I think the organisation is good here and it’s a good forum. It’s interesting for me, for other young students from other universities, for the guests. They showed us some cultural things: exhibitions and galleries in Ganja, the building built specially for this event. And Ganja is an old city, that’s why I like it. I like Azerbaijan and this.

The festival concluded with a flash-mob, in which students of the Ganja Music College performed on ancient Azerbaijani musical instruments, and with the planting of trees by officials in the European Youth Park.

Ganja’s rich history
Ganja today is best known as the homeland and source of inspiration of the great Azerbaijani poet of the 12th century Nizami Ganjavi. Many streets, libraries and museums have been named after him, but the city’s history goes back much further than this.

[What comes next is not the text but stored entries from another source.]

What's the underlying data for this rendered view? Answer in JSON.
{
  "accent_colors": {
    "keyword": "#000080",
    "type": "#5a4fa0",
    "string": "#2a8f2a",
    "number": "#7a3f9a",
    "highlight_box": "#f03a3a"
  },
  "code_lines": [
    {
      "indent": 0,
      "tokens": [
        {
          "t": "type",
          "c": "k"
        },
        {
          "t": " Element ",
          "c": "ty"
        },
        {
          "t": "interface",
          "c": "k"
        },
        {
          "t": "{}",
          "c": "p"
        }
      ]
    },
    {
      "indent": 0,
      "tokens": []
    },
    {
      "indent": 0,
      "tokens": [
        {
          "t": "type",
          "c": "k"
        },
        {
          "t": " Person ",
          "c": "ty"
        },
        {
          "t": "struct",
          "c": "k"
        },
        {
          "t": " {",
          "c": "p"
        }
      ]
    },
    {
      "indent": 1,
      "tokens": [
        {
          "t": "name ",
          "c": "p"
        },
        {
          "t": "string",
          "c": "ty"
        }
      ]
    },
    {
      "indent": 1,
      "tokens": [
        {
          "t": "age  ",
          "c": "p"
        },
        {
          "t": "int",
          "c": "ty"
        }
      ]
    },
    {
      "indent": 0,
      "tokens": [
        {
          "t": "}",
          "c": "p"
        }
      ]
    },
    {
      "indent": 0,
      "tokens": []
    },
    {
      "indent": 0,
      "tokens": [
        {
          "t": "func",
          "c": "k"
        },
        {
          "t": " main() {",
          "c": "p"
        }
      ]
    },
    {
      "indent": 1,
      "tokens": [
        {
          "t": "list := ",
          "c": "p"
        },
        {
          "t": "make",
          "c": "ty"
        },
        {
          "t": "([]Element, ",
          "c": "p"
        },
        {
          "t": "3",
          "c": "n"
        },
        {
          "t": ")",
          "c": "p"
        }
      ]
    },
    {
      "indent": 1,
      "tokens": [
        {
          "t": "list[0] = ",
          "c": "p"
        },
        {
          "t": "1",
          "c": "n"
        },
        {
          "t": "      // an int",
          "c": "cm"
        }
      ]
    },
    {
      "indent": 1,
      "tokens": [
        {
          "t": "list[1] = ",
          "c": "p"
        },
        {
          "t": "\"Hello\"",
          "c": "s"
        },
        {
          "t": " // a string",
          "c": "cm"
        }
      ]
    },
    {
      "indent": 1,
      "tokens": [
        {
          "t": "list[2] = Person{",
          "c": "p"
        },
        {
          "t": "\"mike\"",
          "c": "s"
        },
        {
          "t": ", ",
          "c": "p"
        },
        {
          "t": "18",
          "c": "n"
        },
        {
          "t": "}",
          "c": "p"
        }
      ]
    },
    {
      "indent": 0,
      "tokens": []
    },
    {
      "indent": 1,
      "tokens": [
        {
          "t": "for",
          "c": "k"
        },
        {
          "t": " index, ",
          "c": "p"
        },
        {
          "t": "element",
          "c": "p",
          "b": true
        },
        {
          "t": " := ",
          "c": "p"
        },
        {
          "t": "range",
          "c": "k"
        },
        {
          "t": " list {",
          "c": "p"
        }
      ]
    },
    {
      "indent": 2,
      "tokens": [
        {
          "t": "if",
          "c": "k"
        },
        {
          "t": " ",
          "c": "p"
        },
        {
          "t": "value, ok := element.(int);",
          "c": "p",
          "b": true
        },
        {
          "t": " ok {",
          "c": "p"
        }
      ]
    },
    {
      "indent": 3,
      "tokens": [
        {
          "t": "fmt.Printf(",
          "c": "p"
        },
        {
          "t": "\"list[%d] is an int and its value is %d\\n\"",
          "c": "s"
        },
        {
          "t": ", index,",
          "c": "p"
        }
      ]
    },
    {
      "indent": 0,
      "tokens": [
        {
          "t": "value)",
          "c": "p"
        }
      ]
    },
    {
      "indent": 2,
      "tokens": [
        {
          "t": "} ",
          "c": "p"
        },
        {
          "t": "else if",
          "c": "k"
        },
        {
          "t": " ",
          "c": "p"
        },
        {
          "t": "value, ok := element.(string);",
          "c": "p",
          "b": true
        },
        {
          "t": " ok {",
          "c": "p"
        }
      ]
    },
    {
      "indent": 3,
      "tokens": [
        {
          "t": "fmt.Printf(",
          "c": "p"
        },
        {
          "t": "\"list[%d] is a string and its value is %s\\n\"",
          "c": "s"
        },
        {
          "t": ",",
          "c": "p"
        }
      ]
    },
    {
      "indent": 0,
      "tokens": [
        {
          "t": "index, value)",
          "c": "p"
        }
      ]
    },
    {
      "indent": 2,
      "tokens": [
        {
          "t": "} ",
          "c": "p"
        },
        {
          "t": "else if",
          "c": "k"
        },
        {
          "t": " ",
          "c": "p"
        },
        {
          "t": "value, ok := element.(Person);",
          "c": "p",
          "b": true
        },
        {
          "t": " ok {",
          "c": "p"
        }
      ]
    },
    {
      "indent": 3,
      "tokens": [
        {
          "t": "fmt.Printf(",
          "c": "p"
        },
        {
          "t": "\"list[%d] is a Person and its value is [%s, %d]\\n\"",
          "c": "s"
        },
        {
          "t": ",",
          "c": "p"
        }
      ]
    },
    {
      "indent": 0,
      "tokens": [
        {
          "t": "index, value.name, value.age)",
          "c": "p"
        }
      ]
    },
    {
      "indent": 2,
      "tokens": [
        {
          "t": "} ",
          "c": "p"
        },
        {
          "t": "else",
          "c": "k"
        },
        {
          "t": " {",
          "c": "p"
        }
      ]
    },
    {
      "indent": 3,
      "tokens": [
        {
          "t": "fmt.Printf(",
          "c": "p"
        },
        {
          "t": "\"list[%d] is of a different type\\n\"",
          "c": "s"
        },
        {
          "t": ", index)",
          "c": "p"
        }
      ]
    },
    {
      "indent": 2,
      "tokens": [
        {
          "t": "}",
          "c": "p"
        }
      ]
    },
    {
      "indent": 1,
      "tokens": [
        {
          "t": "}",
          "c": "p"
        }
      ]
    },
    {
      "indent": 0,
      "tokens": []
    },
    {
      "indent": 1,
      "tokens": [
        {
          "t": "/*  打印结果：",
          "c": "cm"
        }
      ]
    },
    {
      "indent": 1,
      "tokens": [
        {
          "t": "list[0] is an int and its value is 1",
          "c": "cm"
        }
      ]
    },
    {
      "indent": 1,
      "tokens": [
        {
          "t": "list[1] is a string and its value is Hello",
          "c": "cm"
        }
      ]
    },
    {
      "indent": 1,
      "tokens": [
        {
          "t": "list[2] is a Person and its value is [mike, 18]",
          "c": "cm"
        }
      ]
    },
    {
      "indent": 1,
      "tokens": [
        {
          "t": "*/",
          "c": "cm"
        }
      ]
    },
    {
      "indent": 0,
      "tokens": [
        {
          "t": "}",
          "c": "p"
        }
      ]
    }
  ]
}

Archaeological excavations of 1940 proved that an ancient settlement was founded here BC, although the exact date is not known. The city has been attacked several times, particularly in the 7th century, when it was destroyed first by the Persians and then by the Arabs. Ganja became the regional capital in 979, under the Shaddadids who came to power after the Salarids. Caravanserais, bridges and trade zones were built in the city; more durable city walls were constructed; the famous city gate was erected by the smith Ibrahim in 1063. Gatran Tabrizi, a poet of that time, described Ganja under Shaddadids’ reign as like a paradise...

A sudden earthquake at the beginning of the 12th century (30 September 1139) completely changed the appearance of the city and killed between 200,000 and 300,000 residents. But along with the grief, it also brought happiness. It created Goygol and the seven lakes around it: Maralgol, Qaragol, Zeligol, Ordekgol, Aghgol, Aynagol and Shamliggol. Goygol in particular enchants everyone who sees it.

Ganja was rebuilt in the same century, just to the west of the original city. The Atabeys’ state appeared and chose Ganja as its capital. This is regarded as Ganja’s greatest period. Agriculture and cattle breeding developed, along with art. Silk production was also widespread in Ganja, and among the city’s inhabitants were scientists and poets such as Abul-ula Ganjavi, Mehseti Ganjavi and Nizami Ganjavi. Nizami’s mausoleum, built in the 13th and 14th centuries of white limestone and completely renovated in 1990-1991, is a major tourist attraction today.

The Ganja khanate with Ganja as its capital existed in the 18th century as an independent feudal state, until it was annexed by the Russian Empire in 1804 and renamed Yelizavetpol. It became prohibited to mention the city’s former name, but a number of cultural institutions continued to be built, many of which are still there today: the Shah Abbas Mosque (current Juma Mosque), which used to be a state library, the Divanxana, built by Qanbar and the Huseynbey brothers in the 19th century, the Veten Cinema and the German church, which is now the Ganja Puppet Theatre.

Ganja became the temporary capital of Azerbaijan Democratic Republic in 1918, regaining its historical name that year. But sadly, under 20 years later, in 1935, it was renamed Kirovabad in honour of Sergey Kirov, the former Bolshevik leader in Azerbaijan. In 1989, it regained its historical name.